Experimental limits from ATLAS on Standard Model (SM) Higgs production in the mass range 110-600 GeV. The solid curve reflects the observed experimental limits, expressed in terms of the ratio (µ) of the observed cross-section to the cross-section predicted by the SM (vertical axis), for the production of Higgs for each possible mass value (horizontal axis).
The region for which the solid curve dips below the horizontal line at the value of 1 is excluded with a 95% confidence level (CL). The dashed curve shows the expected limit in the absence of the Higgs boson, based on simulations. The green and yellow bands correspond (respectively) to 68%, and 95% confidence level regions from the expected limits.
For an explanation of this plot, please click here.
CMS Higgs boson search results from 2010-2011 data samples
This week the CMS collaboration will publish the results of its search for the Higgs boson that were presented at CERN in December 2011 [1].

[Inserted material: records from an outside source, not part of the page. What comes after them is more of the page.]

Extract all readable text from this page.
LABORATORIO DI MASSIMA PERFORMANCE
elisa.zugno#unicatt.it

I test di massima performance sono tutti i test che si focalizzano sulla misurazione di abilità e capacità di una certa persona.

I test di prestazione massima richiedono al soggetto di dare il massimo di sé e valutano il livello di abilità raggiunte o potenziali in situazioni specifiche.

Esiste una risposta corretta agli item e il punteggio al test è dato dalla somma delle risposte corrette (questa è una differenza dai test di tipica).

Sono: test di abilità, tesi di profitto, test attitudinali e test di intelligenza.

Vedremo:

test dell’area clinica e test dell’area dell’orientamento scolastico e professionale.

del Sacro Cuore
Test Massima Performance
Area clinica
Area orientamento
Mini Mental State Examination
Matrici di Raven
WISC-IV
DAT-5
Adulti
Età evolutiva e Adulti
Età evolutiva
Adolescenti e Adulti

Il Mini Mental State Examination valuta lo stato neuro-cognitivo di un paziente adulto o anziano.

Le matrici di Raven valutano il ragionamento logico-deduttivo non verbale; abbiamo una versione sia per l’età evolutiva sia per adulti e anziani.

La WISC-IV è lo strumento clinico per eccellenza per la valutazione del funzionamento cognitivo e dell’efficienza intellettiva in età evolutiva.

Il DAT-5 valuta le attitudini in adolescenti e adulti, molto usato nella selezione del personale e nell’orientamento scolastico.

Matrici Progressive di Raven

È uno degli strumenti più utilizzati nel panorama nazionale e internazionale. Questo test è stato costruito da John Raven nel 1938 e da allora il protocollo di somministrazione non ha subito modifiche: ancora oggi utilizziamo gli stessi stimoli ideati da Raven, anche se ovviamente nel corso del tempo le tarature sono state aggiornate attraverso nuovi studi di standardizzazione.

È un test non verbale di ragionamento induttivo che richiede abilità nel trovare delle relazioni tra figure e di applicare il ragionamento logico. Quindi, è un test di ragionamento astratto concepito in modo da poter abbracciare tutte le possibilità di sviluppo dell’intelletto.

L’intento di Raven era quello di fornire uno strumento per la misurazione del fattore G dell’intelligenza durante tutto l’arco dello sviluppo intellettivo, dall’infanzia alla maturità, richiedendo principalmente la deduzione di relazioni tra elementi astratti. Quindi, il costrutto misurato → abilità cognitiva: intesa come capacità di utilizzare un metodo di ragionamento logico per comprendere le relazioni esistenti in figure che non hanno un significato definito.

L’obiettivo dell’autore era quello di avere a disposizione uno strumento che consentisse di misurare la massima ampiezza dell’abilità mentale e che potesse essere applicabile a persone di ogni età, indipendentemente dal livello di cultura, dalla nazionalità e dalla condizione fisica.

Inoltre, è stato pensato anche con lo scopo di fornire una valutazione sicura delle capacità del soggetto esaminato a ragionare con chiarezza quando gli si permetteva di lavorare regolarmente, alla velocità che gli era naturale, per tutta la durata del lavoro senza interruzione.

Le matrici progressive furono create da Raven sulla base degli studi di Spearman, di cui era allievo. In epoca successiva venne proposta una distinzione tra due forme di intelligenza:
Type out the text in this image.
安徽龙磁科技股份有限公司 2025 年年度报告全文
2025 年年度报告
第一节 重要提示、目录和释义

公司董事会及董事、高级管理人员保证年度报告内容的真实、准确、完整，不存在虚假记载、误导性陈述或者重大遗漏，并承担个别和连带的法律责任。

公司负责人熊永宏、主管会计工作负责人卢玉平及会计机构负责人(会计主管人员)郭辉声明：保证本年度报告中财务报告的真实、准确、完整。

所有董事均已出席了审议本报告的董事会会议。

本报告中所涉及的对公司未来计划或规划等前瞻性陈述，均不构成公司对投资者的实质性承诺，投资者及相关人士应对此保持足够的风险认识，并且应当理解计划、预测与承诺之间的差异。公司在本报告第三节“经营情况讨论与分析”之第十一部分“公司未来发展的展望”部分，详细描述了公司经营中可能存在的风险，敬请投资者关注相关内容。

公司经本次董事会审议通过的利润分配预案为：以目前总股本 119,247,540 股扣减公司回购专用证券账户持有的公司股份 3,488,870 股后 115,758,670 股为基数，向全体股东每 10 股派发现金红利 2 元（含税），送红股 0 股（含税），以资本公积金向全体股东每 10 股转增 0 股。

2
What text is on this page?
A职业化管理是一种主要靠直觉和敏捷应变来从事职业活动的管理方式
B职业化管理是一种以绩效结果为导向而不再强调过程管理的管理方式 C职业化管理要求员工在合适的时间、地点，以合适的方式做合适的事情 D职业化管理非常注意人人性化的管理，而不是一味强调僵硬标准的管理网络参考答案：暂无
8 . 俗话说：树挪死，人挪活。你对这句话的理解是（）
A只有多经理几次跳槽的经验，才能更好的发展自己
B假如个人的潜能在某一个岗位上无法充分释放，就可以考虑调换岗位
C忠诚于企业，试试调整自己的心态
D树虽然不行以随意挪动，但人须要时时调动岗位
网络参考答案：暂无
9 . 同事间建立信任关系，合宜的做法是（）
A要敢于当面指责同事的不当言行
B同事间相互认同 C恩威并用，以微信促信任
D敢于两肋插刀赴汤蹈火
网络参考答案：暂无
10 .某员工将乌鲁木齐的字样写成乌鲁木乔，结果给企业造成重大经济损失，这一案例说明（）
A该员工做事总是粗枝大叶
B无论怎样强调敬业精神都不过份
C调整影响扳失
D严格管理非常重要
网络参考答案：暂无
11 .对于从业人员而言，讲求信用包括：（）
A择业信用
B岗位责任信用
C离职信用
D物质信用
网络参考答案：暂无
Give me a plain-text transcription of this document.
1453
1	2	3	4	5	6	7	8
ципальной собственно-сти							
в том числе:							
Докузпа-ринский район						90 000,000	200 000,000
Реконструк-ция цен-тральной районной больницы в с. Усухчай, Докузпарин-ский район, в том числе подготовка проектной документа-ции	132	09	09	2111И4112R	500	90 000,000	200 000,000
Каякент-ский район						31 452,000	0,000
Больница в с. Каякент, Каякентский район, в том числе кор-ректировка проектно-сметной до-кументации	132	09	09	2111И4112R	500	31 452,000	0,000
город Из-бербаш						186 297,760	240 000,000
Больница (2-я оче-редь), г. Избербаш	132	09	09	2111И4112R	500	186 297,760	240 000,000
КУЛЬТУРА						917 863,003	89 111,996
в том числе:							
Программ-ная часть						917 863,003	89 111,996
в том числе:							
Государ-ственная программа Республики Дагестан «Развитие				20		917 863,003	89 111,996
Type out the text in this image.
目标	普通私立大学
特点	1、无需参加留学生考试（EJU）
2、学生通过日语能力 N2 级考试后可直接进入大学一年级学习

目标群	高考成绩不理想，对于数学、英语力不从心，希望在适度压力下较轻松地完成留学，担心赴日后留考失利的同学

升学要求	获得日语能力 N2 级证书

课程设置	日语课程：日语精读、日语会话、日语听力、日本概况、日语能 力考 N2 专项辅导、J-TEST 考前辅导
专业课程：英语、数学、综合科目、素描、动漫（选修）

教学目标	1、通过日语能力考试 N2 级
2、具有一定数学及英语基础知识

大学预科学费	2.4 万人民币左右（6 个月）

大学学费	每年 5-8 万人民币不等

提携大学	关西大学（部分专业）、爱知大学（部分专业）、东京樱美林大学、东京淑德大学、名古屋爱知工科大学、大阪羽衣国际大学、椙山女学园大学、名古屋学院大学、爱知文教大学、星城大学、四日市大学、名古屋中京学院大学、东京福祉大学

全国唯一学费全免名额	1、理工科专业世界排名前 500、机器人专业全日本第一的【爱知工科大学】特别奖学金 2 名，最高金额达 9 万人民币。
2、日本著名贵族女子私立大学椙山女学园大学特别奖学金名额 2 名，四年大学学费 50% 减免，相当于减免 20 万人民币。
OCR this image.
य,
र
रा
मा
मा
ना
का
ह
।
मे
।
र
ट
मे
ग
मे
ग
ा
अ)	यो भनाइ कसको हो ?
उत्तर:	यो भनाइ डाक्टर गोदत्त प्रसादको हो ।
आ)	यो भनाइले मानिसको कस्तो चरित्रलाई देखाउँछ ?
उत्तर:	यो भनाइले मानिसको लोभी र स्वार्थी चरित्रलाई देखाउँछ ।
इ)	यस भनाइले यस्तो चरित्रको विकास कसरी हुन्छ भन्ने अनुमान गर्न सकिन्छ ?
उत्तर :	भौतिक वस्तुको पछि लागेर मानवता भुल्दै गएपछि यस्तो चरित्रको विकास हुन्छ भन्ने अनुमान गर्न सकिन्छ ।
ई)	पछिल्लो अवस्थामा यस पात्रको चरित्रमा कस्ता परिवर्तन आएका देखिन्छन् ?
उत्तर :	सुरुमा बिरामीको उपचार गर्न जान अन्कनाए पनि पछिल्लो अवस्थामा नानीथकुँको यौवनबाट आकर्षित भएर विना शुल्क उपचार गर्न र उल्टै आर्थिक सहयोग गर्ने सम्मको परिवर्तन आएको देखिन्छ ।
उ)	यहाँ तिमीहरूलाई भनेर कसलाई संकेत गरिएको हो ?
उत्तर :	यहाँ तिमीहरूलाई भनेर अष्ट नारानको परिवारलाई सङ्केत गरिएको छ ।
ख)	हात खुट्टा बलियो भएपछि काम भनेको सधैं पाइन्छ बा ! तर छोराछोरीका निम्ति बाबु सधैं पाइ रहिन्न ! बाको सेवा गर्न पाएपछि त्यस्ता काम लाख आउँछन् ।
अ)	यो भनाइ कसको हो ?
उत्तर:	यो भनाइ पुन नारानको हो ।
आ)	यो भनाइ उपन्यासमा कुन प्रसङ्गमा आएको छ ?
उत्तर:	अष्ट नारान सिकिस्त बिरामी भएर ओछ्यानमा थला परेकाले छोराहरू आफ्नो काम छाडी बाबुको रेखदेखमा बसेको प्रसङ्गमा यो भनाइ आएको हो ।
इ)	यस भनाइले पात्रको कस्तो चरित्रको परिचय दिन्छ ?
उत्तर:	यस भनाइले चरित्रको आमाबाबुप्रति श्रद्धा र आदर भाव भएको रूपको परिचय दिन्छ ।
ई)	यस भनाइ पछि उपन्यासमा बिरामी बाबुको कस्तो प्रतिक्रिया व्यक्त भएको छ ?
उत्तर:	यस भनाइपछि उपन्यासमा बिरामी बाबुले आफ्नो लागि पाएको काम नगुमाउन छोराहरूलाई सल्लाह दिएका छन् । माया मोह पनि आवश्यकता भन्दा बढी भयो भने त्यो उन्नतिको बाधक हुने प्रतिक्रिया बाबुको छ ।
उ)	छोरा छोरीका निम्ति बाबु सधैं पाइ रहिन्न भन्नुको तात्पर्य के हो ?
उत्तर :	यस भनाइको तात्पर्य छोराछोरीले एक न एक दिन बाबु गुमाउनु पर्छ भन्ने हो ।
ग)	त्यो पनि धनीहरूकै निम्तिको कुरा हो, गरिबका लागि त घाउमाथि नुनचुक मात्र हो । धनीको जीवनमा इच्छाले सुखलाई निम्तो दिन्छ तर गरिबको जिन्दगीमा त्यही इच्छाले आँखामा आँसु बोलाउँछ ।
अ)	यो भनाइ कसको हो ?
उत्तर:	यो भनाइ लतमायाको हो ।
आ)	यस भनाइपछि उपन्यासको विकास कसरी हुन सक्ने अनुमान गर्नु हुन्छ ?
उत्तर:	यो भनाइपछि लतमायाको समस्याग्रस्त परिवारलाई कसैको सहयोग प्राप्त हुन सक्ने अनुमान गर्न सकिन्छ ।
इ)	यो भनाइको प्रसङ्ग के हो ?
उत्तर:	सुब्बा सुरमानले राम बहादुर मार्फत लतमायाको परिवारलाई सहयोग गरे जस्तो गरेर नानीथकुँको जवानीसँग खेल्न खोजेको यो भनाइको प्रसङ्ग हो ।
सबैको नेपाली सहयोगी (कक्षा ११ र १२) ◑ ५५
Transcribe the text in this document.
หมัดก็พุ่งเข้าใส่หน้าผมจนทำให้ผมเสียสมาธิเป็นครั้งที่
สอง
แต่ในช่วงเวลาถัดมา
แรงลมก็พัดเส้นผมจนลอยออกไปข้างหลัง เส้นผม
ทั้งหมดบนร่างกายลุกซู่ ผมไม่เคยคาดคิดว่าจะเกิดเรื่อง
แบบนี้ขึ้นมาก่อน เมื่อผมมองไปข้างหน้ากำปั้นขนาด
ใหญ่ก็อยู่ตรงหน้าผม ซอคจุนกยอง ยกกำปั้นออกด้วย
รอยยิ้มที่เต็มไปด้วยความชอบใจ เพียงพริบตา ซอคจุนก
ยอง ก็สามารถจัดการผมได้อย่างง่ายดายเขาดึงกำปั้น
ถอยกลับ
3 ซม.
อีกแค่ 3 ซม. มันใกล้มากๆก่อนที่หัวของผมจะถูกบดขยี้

Nine papers will be submitted for publication using the entire data sample of proton-proton collisions collected up to the end of 2011. These data amount to 4.7 fb-1 of integrated luminosity [2]. Eight out of the nine papers discuss the individual analyses of a number of predicted Higgs decay channels. These papers include some improvements in the analyses, most notably in the photon pair decay channel [3].
The ninth paper, submitted today simultaneously with a similar paper by the ATLAS collaboration, presents the combined result of the individual channels [4].
The significance of the largest excess (at 124 GeV) has increased slightly to 2.1 standard deviations [5]. There is no substantive change in our conclusions: the question of the existence of the Standard Model Higgs boson can only be resolved with the collection of more data during 2012.
The ATLAS Collaboration submitted the ATLAS Higgs boson search results simultaneously.